The first item that I looked at during our visit to the American Antiquarian Society was the pocket almanac. The almanac was very fragile, as it looked to be used a great deal (the American Antiquarian Society did a great job of preserving such a fragile item). Looking at this item in person showed just how important an almanac was to have around and keep on your person. The almanac was clearly used all the time and carried around at almost every occasion. This tells me that the pocket almanac was one of the most widely used forms of media in early America. Having important dates, holidays, and keeping track of things one had to do was integral to the people at this time. Hence, the idea of being able to communicate the important dates and weather, as well as being able to write notes to oneself shows the importance of being able to keep important information on themselves. Seeing it in person made me realize that there were very many different forms of media in the United States and the information that was communicated varied based on the media that was chosen to communicate the information. Before looking at the almanac, I did not realize all the different types of information that needed to be communicated to Americans, because the pocket almanacs communicated information that was overlooked.
The next item that I looked at in person was the broadside for the Post Office, and this was very interesting to look at in person. Reading this item in person showed me that the Post Office was integral to communication in America, especially in New York and Philadelphia, which had mail sent twice daily, instead of the normal in other cities which was once a day. The broadside stated the purposed of the Post Office, which was to carry letters at the most convenience for the cheapest price for the people. This shows why the Post Office became so popular as time progressed. This broadside also shows me that in in 1844, people wanted to know about the Post Office, since the institution felt they needed to post a broadside that would inform the people about the roles and goals of the Post Office. Interestingly enough, the Post Office stated that letters containing money would not be received, which was similar to the post I had last week on Henkin. This broadside was a fascinating in understanding exactly what the Post Office wanted to accomplish and showing that people were interested in understanding how the Post Office can help them. 

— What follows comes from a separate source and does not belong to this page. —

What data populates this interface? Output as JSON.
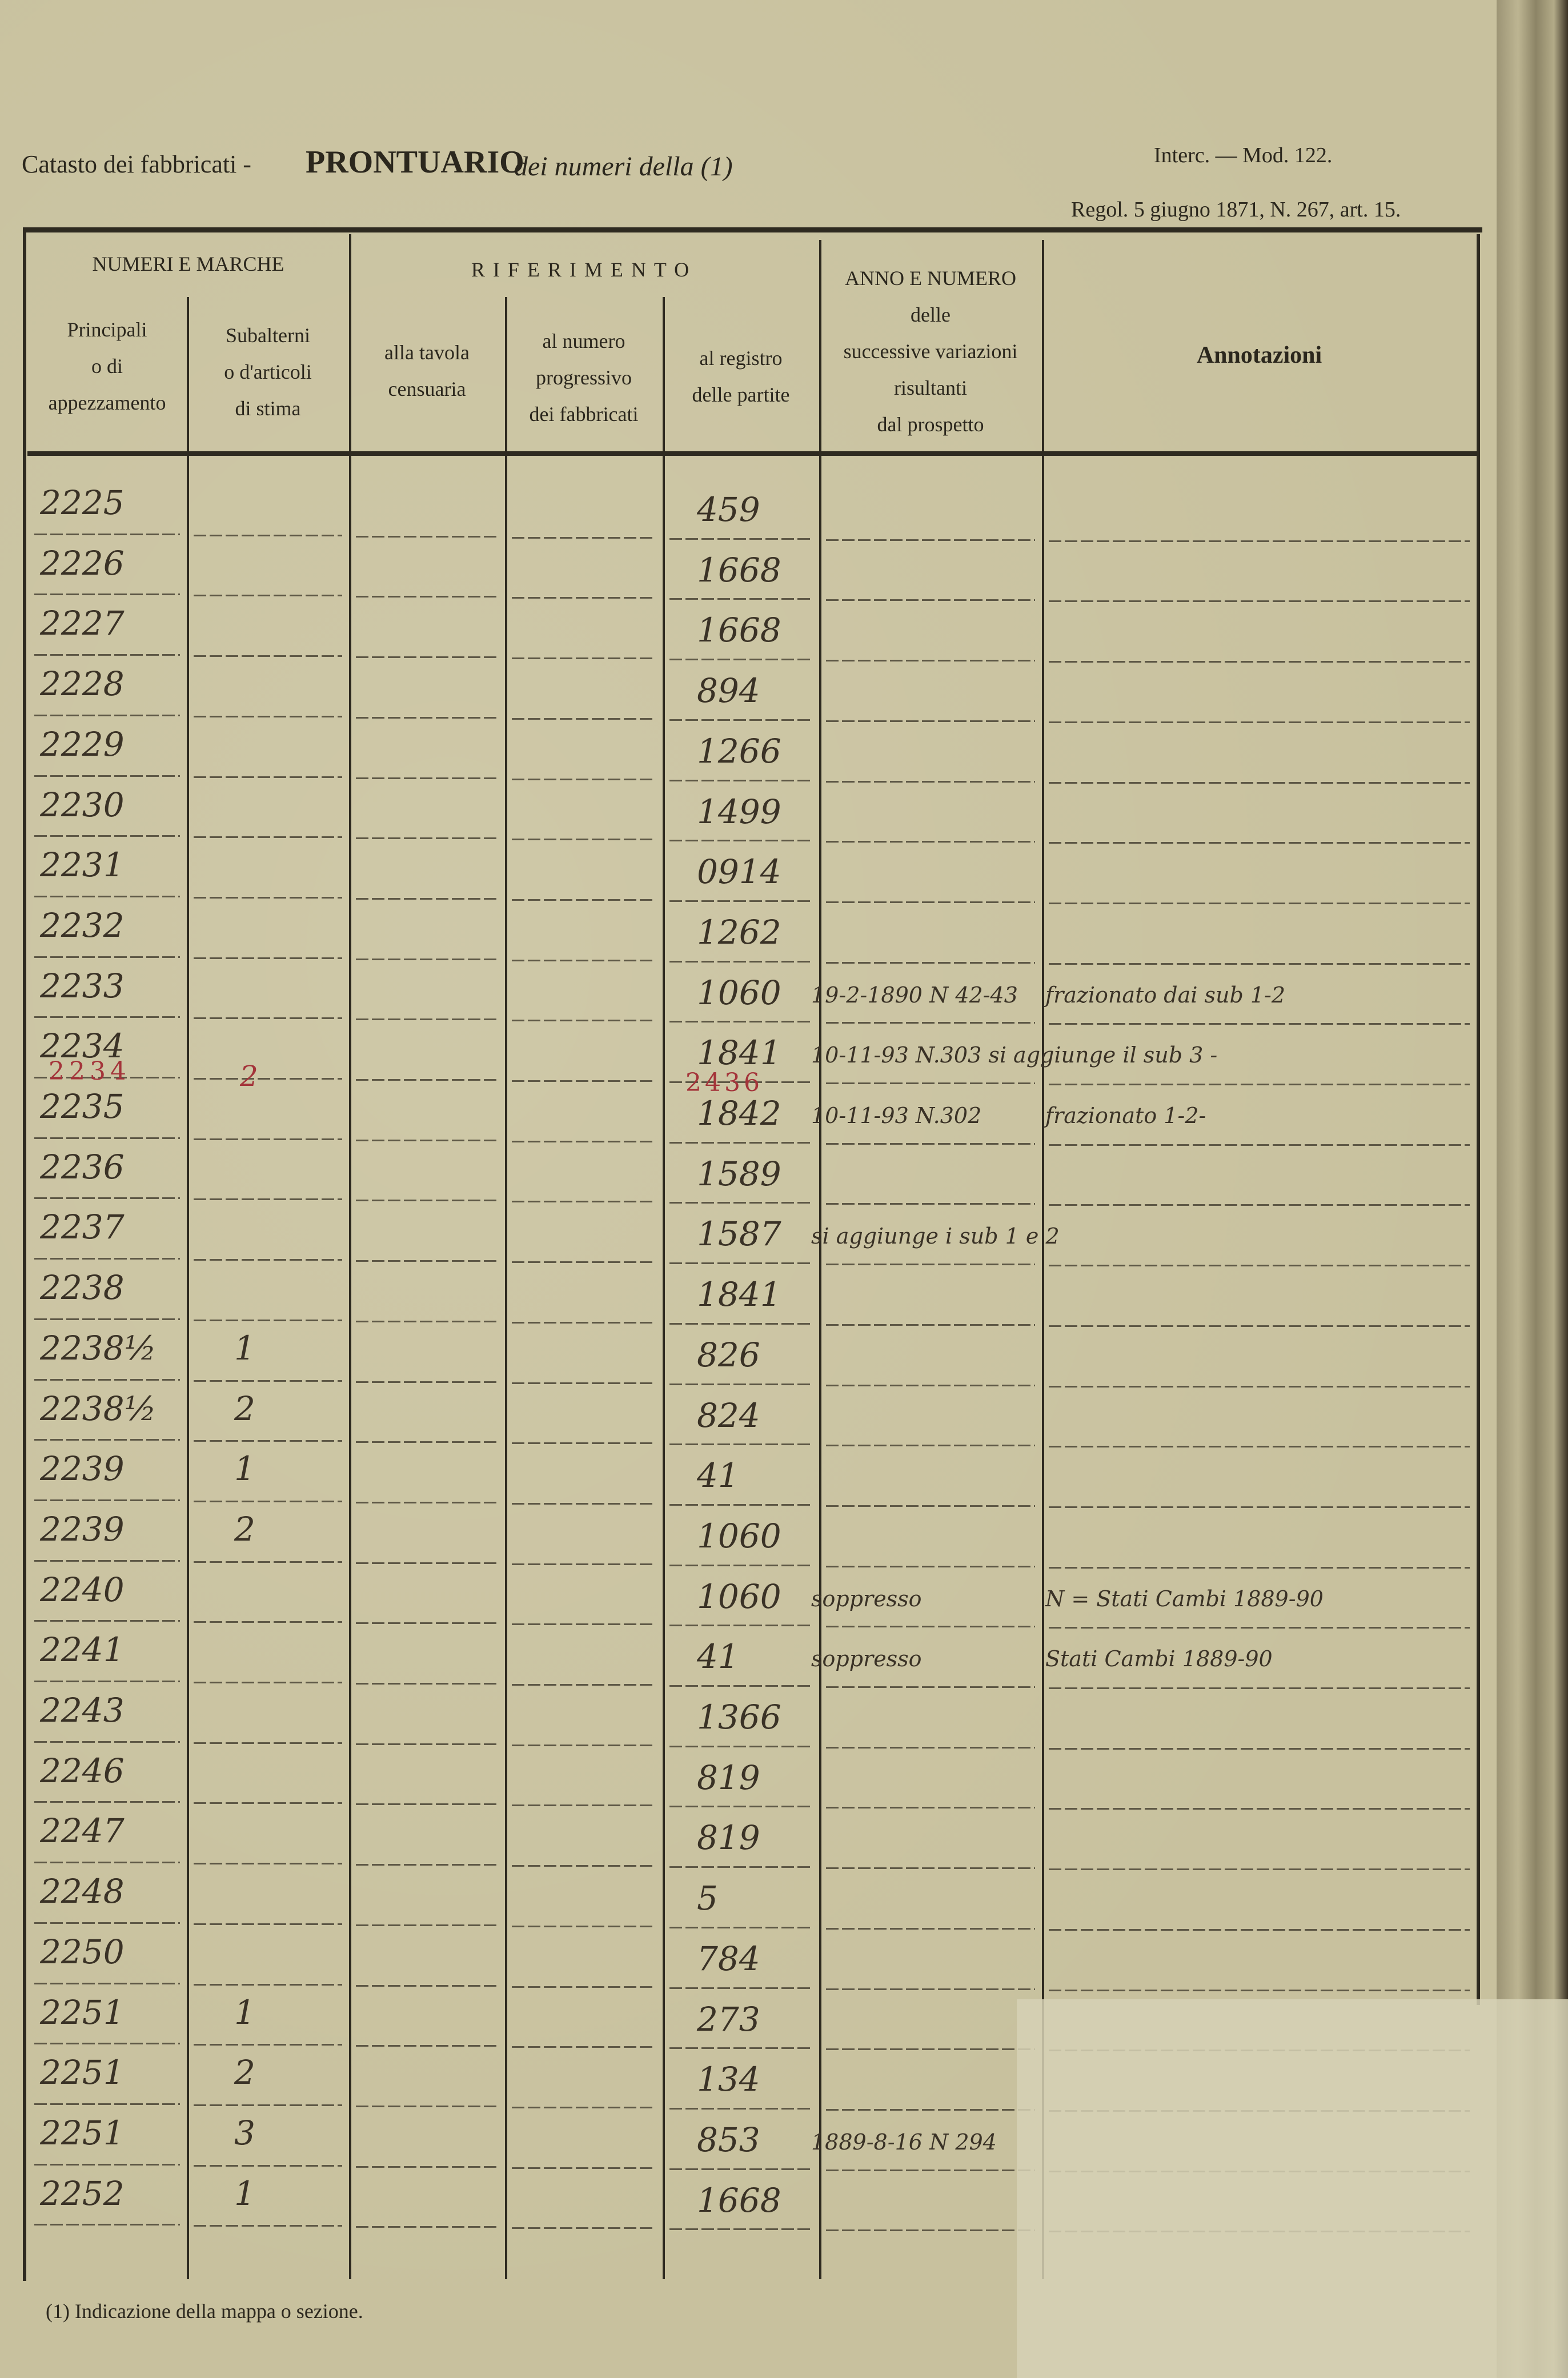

The last item that I looked at in the American Antiquarian Society was the Graphic Facsimile titled, “The Progress of the Century.” Seeing this in person made me realize the power of art and how every detail in the painting was there to communicate a message to the people. This facsimile shows the evolution of the communication system in America, as forms of communication were shipped in trains and steam boats, which became extremely popular forms of transportation in the nineteenth century. By looking at the piece of artwork in person, I was able to look at the intricacies of artwork at this time and how each detail was in included for a specific purpose. If I was just looking at this piece of artwork on the internet then I would not have been able to see these details and would not understand how these details were important to communicating information to people. Overall, the trip to the American Antiquarian Society was a great experience that showed the importance of looking at sources in person.
 The New-England almanack, or, Lady’s and gentleman’s diary, for the year of our Lord Christ 1788. Providence: Printed and sold, wholesale and retail, by John Carter, at the Post-Office, at Shakespeare’s Head, near the State-House, 1787.
 “American post office. : The American Letter Mail Company have established post offices in New-York, Philadelphia, Baltimore and Boston,” (n.p., 1844).
 The Progress of the century (New York: Currier & Ives, 1876), facsimile.